The effort began last year, when U.S.-based WattTime, U.K.-based Carbon Tracker and some other nonprofits made a successful grant application to Google.org, which is Google’s philanthropic arm. Google gave them $1.7 million for their mission of using AI and satellite data for real-time tracking of global power plant emissions. Other nonprofits and environmental crusaders, including Al Gore, heard about the effort and became involved.
Now, the Climate TRACE (which stands for Tracking Real-Time Atmospheric Carbon Emissions) Coalition includes a handful of niche organizations with important things to offer.
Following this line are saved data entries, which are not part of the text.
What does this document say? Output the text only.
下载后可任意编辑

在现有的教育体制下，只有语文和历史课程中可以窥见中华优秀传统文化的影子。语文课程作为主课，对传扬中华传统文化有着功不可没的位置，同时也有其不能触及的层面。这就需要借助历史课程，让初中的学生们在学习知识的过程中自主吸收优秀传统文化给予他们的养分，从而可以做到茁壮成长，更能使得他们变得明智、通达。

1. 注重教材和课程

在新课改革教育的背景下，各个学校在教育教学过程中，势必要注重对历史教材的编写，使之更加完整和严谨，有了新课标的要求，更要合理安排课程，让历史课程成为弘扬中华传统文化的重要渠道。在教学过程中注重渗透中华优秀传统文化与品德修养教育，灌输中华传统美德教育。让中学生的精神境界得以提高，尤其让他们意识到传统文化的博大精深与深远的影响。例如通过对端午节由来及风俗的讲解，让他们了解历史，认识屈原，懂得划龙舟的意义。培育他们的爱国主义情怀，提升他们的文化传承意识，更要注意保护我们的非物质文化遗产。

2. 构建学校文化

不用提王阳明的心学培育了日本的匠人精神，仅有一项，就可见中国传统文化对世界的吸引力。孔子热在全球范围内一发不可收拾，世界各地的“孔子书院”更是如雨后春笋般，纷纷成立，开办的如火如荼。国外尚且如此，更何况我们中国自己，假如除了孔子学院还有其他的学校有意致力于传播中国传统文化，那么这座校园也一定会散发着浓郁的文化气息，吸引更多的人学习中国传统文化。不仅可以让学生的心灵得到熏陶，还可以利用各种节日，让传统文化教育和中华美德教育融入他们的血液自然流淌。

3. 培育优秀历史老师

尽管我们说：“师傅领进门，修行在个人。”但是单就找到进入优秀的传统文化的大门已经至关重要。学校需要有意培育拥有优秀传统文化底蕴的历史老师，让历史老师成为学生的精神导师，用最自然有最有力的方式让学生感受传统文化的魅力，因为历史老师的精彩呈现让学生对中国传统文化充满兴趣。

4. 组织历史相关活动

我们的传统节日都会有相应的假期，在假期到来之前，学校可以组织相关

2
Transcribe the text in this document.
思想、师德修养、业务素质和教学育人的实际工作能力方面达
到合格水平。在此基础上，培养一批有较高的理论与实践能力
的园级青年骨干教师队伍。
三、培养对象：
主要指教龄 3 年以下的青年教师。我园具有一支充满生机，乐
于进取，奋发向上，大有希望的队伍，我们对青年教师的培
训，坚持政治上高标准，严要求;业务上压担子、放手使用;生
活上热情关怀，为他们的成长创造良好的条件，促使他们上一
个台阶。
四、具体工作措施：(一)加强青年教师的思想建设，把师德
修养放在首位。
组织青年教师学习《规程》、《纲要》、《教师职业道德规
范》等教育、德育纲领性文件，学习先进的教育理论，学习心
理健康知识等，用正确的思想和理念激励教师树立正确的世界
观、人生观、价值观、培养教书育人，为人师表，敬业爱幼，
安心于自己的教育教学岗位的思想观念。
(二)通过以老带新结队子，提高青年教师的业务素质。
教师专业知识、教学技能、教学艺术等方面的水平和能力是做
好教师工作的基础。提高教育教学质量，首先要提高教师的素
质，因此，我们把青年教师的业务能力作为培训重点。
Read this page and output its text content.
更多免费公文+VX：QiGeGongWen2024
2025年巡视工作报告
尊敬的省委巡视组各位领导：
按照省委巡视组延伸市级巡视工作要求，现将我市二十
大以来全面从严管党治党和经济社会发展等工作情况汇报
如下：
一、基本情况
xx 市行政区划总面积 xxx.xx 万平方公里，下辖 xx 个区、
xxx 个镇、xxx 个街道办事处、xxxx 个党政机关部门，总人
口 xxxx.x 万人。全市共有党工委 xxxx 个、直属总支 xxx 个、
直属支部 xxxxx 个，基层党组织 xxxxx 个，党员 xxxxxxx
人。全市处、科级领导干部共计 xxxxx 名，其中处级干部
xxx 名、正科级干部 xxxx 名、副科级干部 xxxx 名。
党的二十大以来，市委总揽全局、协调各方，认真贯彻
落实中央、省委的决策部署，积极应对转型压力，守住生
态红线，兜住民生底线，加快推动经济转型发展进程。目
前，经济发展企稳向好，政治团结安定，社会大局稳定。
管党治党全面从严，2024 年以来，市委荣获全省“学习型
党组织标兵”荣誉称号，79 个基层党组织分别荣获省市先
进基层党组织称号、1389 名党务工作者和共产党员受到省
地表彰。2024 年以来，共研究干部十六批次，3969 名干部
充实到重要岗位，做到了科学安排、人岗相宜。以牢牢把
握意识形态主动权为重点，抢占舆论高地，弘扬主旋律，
For example, Hypervine employs spectroscopic imagery to chart blasting at quarries, and OceanMind tracks global movements of ships, extrapolating carbon emissions based on engine specs.
For years, the lack of accurate climate data has caused friction between countries, who waste time arguing over monitoring, reporting and verifying data. Sometimes a country later reveals that they reported inaccurate data, such as when China admitted in 2015 to underestimating coal usage by 17%. Such revelations breed suspicion between countries who need to work together to solve our climate crisis.
“It will empower the people who really are interested in reducing their emissions,” Gore said of the new climate tracker. “It is extremely important for this effort to be independent and reliable, and for it to constantly improve.”